If the drugs had actually kept patients free from delusions, allowed them to function, or even kept them pain-free, perhaps the brain-damaging effects could have been justified. But not only did these drugs have low rates of success in returning the insane to society as functioning citizens, they instead turned a whole population into veritable zombies. The ugliness didn't end there. As "Boston Globe" journalist, Whitaker, recounts with evidence culled from the FDA, medical journals, and the records from clinical trials, the drug-makers knew all along that the drugs were  not effective.

The stories of corrupted "double-blind" studies, drug money influencing doctors and psychiatrists and the unrelenting disregard of the afflicted, are harrowing. The book brings us up to date with it discussion of the newest "wonder" drugs, the atypicals, notably clozapine. This modern drug, based once again on the unproven hypothesis that psychosis is caused by the dopamine receptors in the brain, produces many neurotoxic effects — "seizures, dense sedation, marked drooling, rare sudden death, constipation, urinary incontinence and weight gain." Try to get a job, or return to normal society with those symptoms.

Ultimately, what the book reveals is that neither doctors nor drug makers know what causes psychosis, their drugs do little but turn humans into incompetent animatrons and that most of what the public has been led to believe about the marvels of modern drug therapy is a hideous sham.

Furthermore, studies done during the end of the twentieth century by the World Health Organization in Africa, and others done in California by the National Institute of Mental Health, show that patients who are never given neuroleptics have much higher rates of recovery than those who are medicated.

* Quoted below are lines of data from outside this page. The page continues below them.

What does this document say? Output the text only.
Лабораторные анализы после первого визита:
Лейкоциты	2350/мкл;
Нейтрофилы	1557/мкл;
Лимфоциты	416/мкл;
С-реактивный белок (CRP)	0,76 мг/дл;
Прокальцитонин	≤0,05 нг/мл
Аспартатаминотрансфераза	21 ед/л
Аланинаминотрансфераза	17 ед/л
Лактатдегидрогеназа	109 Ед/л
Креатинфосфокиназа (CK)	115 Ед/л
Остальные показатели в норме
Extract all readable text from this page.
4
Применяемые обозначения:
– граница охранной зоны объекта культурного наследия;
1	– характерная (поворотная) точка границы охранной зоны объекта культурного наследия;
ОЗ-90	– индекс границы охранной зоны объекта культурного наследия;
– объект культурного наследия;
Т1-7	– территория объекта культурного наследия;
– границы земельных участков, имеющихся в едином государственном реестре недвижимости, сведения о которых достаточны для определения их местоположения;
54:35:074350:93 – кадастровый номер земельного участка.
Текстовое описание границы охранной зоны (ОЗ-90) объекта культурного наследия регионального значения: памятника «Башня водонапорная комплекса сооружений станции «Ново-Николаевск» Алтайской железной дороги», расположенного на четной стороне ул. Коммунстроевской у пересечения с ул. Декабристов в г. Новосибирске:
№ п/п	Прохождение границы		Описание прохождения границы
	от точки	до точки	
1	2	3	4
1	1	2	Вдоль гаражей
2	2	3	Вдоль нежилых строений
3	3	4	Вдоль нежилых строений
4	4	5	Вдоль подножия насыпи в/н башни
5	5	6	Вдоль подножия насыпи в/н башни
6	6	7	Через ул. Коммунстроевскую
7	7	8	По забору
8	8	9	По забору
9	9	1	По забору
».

"Mad in America," exposes and debunks our deepest-held societal beliefs about the mentally ill, which have been fed primarily by the publicity and money machine that is the pharmaceutical industry. As Robert Whitaker says, "The day will come when people will look back at our current medicines for schizophrenia and the stories we tell to patients about their abnormal brain chemistry, and they will shake their heads in utter disbelief."

Perhaps society has been willing to separate and isolate the insane because it has been too frightening to see them for who they are: us, on a very bad day. If even half of what this book purports is true, the time is nigh for the human race to return to the ideals of the Quaker's moral treatment for our mentally ill. It wouldn't hurt to treat the sane with compassion as well.